The dashboard keeps workflow definitions and workflow runs separate. The runs surface (/runs) gives you run-scoped controls only — stop an active run, retry a failed one, or delete a run record — and a live graph view.

The run viewer renders the workflow as an interactive DAG and pins each run to the exact YAML revision it executed (by resolving its workflow_revision_kref). This means later edits to the definition never change the graph of an already-completed run — what you see is what actually ran.

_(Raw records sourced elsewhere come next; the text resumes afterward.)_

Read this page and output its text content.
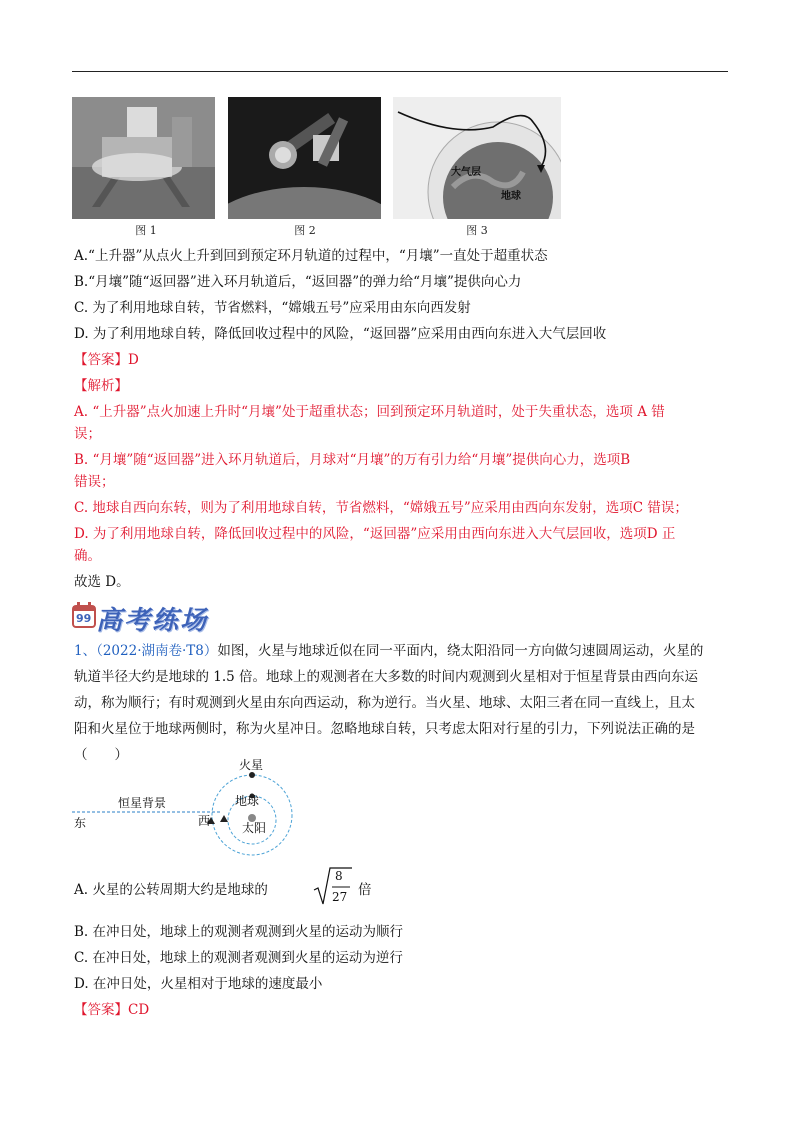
图 1	图 2
大气层
地球
图 3
A.“上升器”从点火上升到回到预定环月轨道的过程中，“月壤”一直处于超重状态
B.“月壤”随“返回器”进入环月轨道后，“返回器”的弹力给“月壤”提供向心力
C. 为了利用地球自转，节省燃料，“嫦娥五号”应采用由东向西发射
D. 为了利用地球自转，降低回收过程中的风险，“返回器”应采用由西向东进入大气层回收
【答案】D
【解析】
A. “上升器”点火加速上升时“月壤”处于超重状态；回到预定环月轨道时，处于失重状态，选项 A 错
误；
B. “月壤”随“返回器”进入环月轨道后，月球对“月壤”的万有引力给“月壤”提供向心力，选项B
错误；
C. 地球自西向东转，则为了利用地球自转，节省燃料，“嫦娥五号”应采用由西向东发射，选项C 错误；
D. 为了利用地球自转，降低回收过程中的风险，“返回器”应采用由西向东进入大气层回收，选项D 正
确。
故选 D。
99 高考练场
1、（2022·湖南卷·T8）如图，火星与地球近似在同一平面内，绕太阳沿同一方向做匀速圆周运动，火星的
轨道半径大约是地球的 1.5 倍。地球上的观测者在大多数的时间内观测到火星相对于恒星背景由西向东运
动，称为顺行；有时观测到火星由东向西运动，称为逆行。当火星、地球、太阳三者在同一直线上，且太
阳和火星位于地球两侧时，称为火星冲日。忽略地球自转，只考虑太阳对行星的引力，下列说法正确的是
（　　）
火星
地球
太阳
恒星背景
东	西
A. 火星的公转周期大约是地球的
8
27 倍
B. 在冲日处，地球上的观测者观测到火星的运动为顺行
C. 在冲日处，地球上的观测者观测到火星的运动为逆行
D. 在冲日处，火星相对于地球的速度最小
【答案】CD
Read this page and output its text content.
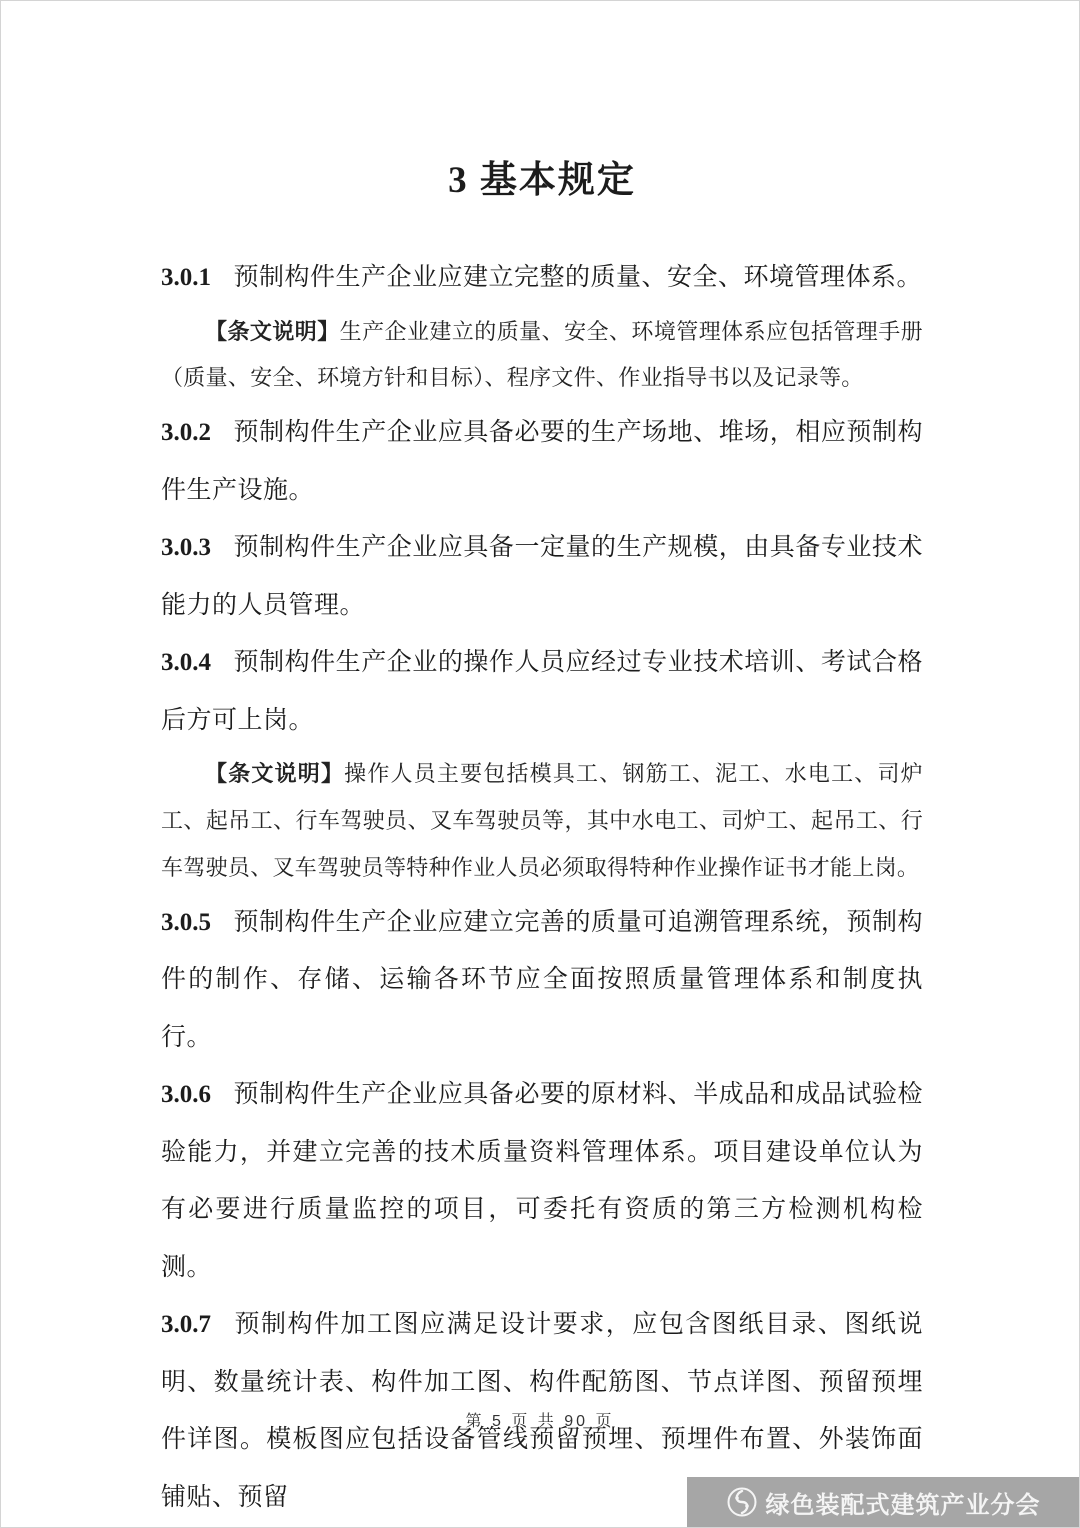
3 基本规定

3.0.1 预制构件生产企业应建立完整的质量、安全、环境管理体系。

【条文说明】生产企业建立的质量、安全、环境管理体系应包括管理手册（质量、安全、环境方针和目标）、程序文件、作业指导书以及记录等。

3.0.2 预制构件生产企业应具备必要的生产场地、堆场，相应预制构件生产设施。

3.0.3 预制构件生产企业应具备一定量的生产规模，由具备专业技术能力的人员管理。

3.0.4 预制构件生产企业的操作人员应经过专业技术培训、考试合格后方可上岗。

【条文说明】操作人员主要包括模具工、钢筋工、泥工、水电工、司炉工、起吊工、行车驾驶员、叉车驾驶员等，其中水电工、司炉工、起吊工、行车驾驶员、叉车驾驶员等特种作业人员必须取得特种作业操作证书才能上岗。

3.0.5 预制构件生产企业应建立完善的质量可追溯管理系统，预制构件的制作、存储、运输各环节应全面按照质量管理体系和制度执行。

3.0.6 预制构件生产企业应具备必要的原材料、半成品和成品试验检验能力，并建立完善的技术质量资料管理体系。项目建设单位认为有必要进行质量监控的项目，可委托有资质的第三方检测机构检测。

3.0.7 预制构件加工图应满足设计要求，应包含图纸目录、图纸说明、数量统计表、构件加工图、构件配筋图、节点详图、预留预埋件详图。模板图应包括设备管线预留预埋、预埋件布置、外装饰面铺贴、预留

第 5 页 共 90 页
绿色装配式建筑产业分会
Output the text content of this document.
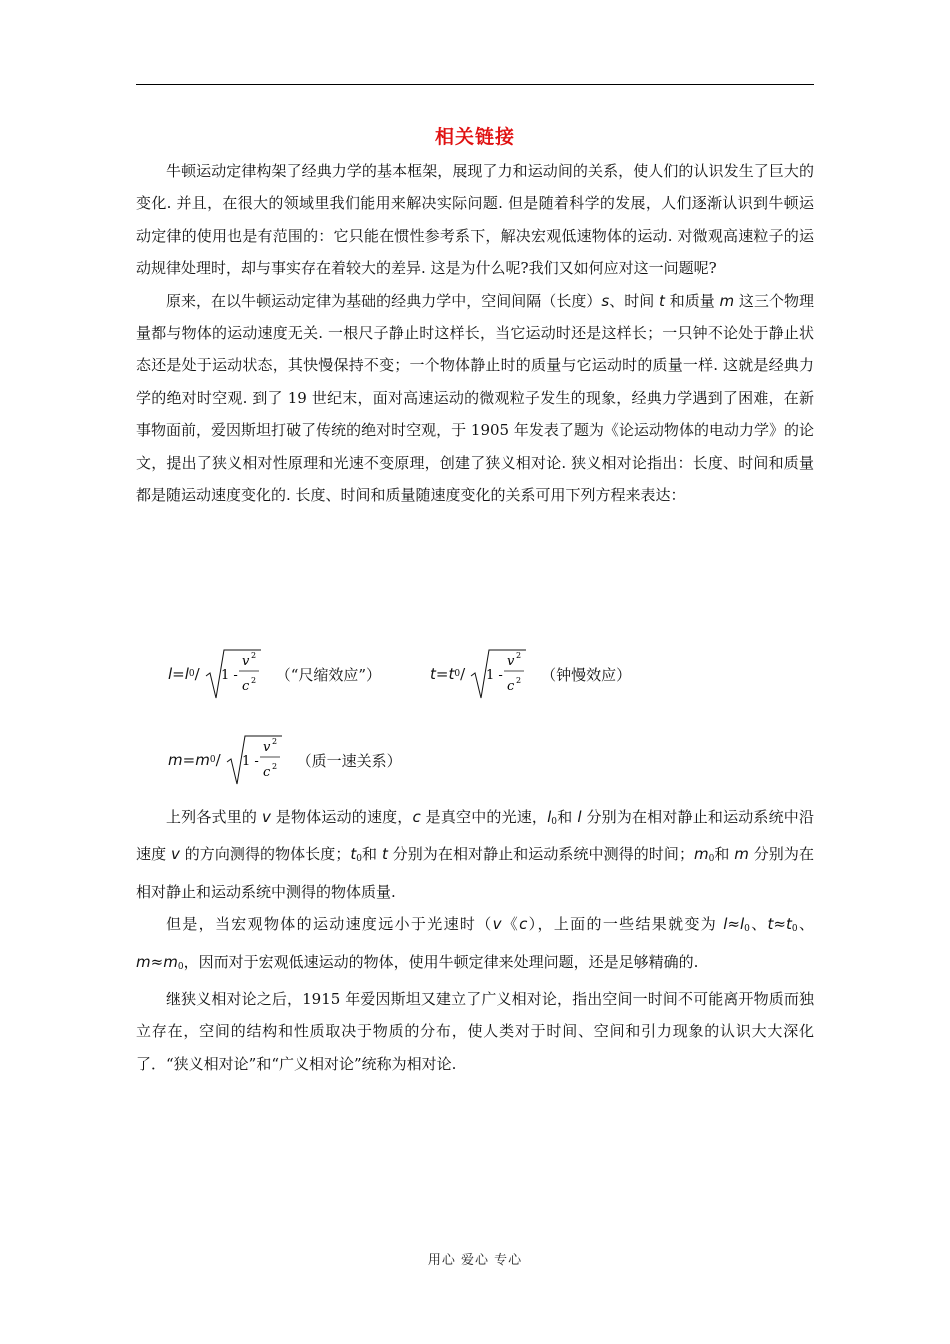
相关链接

牛顿运动定律构架了经典力学的基本框架，展现了力和运动间的关系，使人们的认识发生了巨大的变化. 并且，在很大的领域里我们能用来解决实际问题. 但是随着科学的发展，人们逐渐认识到牛顿运动定律的使用也是有范围的：它只能在惯性参考系下，解决宏观低速物体的运动. 对微观高速粒子的运动规律处理时，却与事实存在着较大的差异. 这是为什么呢?我们又如何应对这一问题呢?

原来，在以牛顿运动定律为基础的经典力学中，空间间隔（长度）s、时间 t 和质量 m 这三个物理量都与物体的运动速度无关. 一根尺子静止时这样长，当它运动时还是这样长；一只钟不论处于静止状态还是处于运动状态，其快慢保持不变；一个物体静止时的质量与它运动时的质量一样. 这就是经典力学的绝对时空观. 到了 19 世纪末，面对高速运动的微观粒子发生的现象，经典力学遇到了困难，在新事物面前，爱因斯坦打破了传统的绝对时空观，于 1905 年发表了题为《论运动物体的电动力学》的论文，提出了狭义相对性原理和光速不变原理，创建了狭义相对论. 狭义相对论指出：长度、时间和质量都是随运动速度变化的. 长度、时间和质量随速度变化的关系可用下列方程来表达：

l = l 0 / 1 -
v 2
c 2 （“尺缩效应”）	t = t 0 / 1 -
v 2
c 2 （钟慢效应）
m = m 0 / 1 -
v 2
c 2 （质一速关系）

上列各式里的 v 是物体运动的速度，c 是真空中的光速，$l_0$和 l 分别为在相对静止和运动系统中沿速度 v 的方向测得的物体长度；$t_0$和 t 分别为在相对静止和运动系统中测得的时间；$m_0$和 m 分别为在相对静止和运动系统中测得的物体质量.

但是，当宏观物体的运动速度远小于光速时（v《c），上面的一些结果就变为 $l\approx l_0$、$t\approx t_0$、$m\approx m_0$，因而对于宏观低速运动的物体，使用牛顿定律来处理问题，还是足够精确的.

继狭义相对论之后，1915 年爱因斯坦又建立了广义相对论，指出空间一时间不可能离开物质而独立存在，空间的结构和性质取决于物质的分布，使人类对于时间、空间和引力现象的认识大大深化了．“狭义相对论”和“广义相对论”统称为相对论.

用心 爱心 专心
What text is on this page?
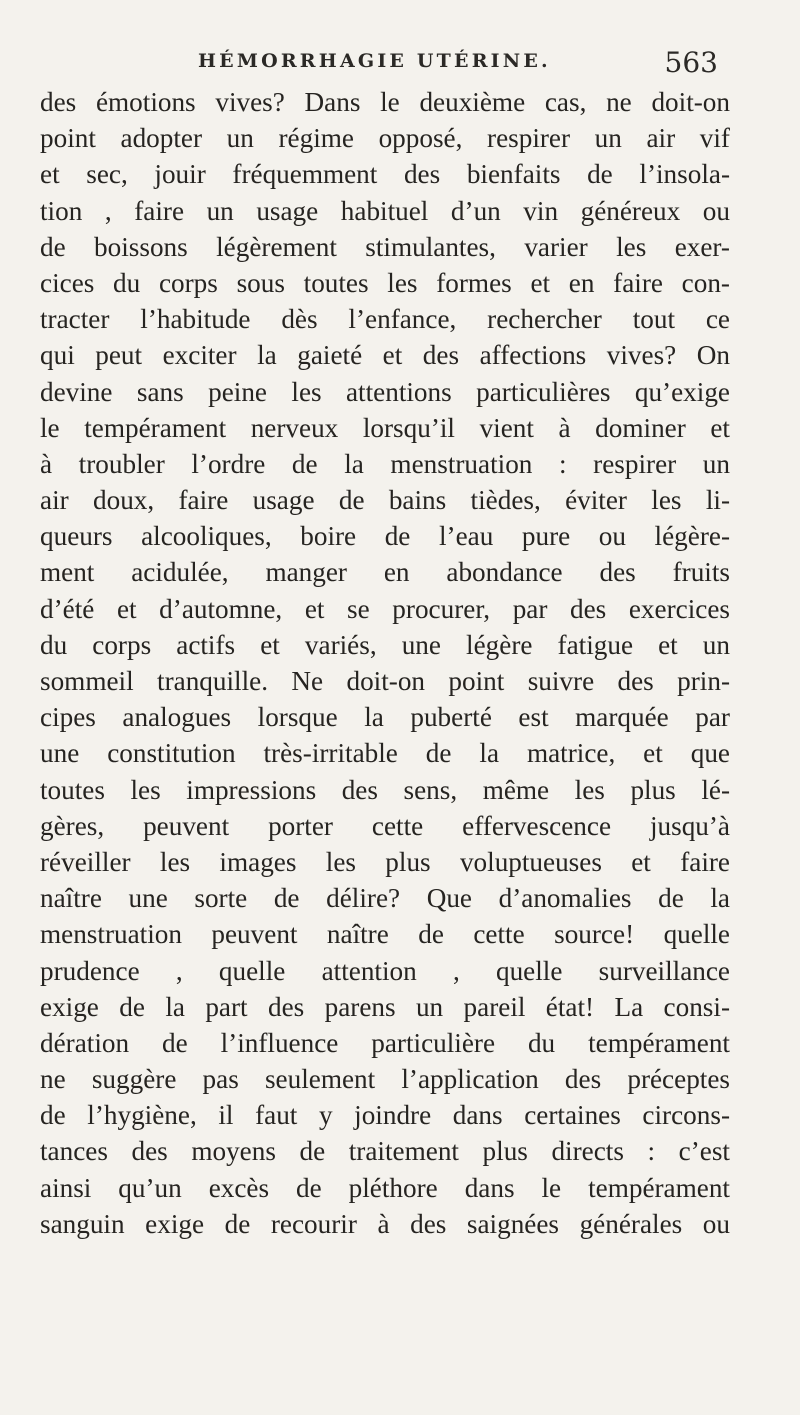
HÉMORRHAGIE UTÉRINE.	563
des émotions vives? Dans le deuxième cas, ne doit-on
point adopter un régime opposé, respirer un air vif
et sec, jouir fréquemment des bienfaits de l’insola-
tion , faire un usage habituel d’un vin généreux ou
de boissons légèrement stimulantes, varier les exer-
cices du corps sous toutes les formes et en faire con-
tracter l’habitude dès l’enfance, rechercher tout ce
qui peut exciter la gaieté et des affections vives? On
devine sans peine les attentions particulières qu’exige
le tempérament nerveux lorsqu’il vient à dominer et
à troubler l’ordre de la menstruation : respirer un
air doux, faire usage de bains tièdes, éviter les li-
queurs alcooliques, boire de l’eau pure ou légère-
ment acidulée, manger en abondance des fruits
d’été et d’automne, et se procurer, par des exercices
du corps actifs et variés, une légère fatigue et un
sommeil tranquille. Ne doit-on point suivre des prin-
cipes analogues lorsque la puberté est marquée par
une constitution très-irritable de la matrice, et que
toutes les impressions des sens, même les plus lé-
gères, peuvent porter cette effervescence jusqu’à
réveiller les images les plus voluptueuses et faire
naître une sorte de délire? Que d’anomalies de la
menstruation peuvent naître de cette source! quelle
prudence , quelle attention , quelle surveillance
exige de la part des parens un pareil état! La consi-
dération de l’influence particulière du tempérament
ne suggère pas seulement l’application des préceptes
de l’hygiène, il faut y joindre dans certaines circons-
tances des moyens de traitement plus directs : c’est
ainsi qu’un excès de pléthore dans le tempérament
sanguin exige de recourir à des saignées générales ou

  • Completed conditional nodes show the matched branch, goto target, branch value, and emitted output, in both the graph and the step inspector.
  • Failed nodes show the best available failure detail — the executor error, structured output_data, an stderr preview, or the captured inputs.
  • The step inspector (click any node) shows status, agent id and role, an output preview, injected skills, and any group-chat transcript.
  • “Run to here” uses target_step_id to execute only the transitive ancestor closure of a target step plus the step itself, then stop — handy for iterating on one branch.

The dashboard also exposes aggregated stats via GET /api/workflows/dashboard (definition count, active runs, recent runs) and a per-agent drill-down via GET /api/workflows/agent-activity/{agent_id}, backed by JSONL run logs at ~/.revka/operator_mcp/runlogs/{agent_id}.jsonl. For the full dashboard walkthrough, see Workflows, editor & runs.

Checkpoints and lock files live on the local filesystem of the host running the operator. On a persistent host this is invisible — the files survive between requests. On ephemeral hosts that wipe disk between deploys or scale-to-zero cycles (Cloud Run, similar serverless PaaS), those files vanish while the Kumiho run record still says running or paused.

When the gateway then loads such a run and finds no checkpoint and no live lock, it cannot honestly report it as live, so it surfaces it as stale. A stale run is effectively orphaned: there is no executor holding it and no on-disk state to resume from.

See Docker, Compose & one-click PaaS and Runtime modes, adapters & resource limits for deployment guidance on keeping that state durable.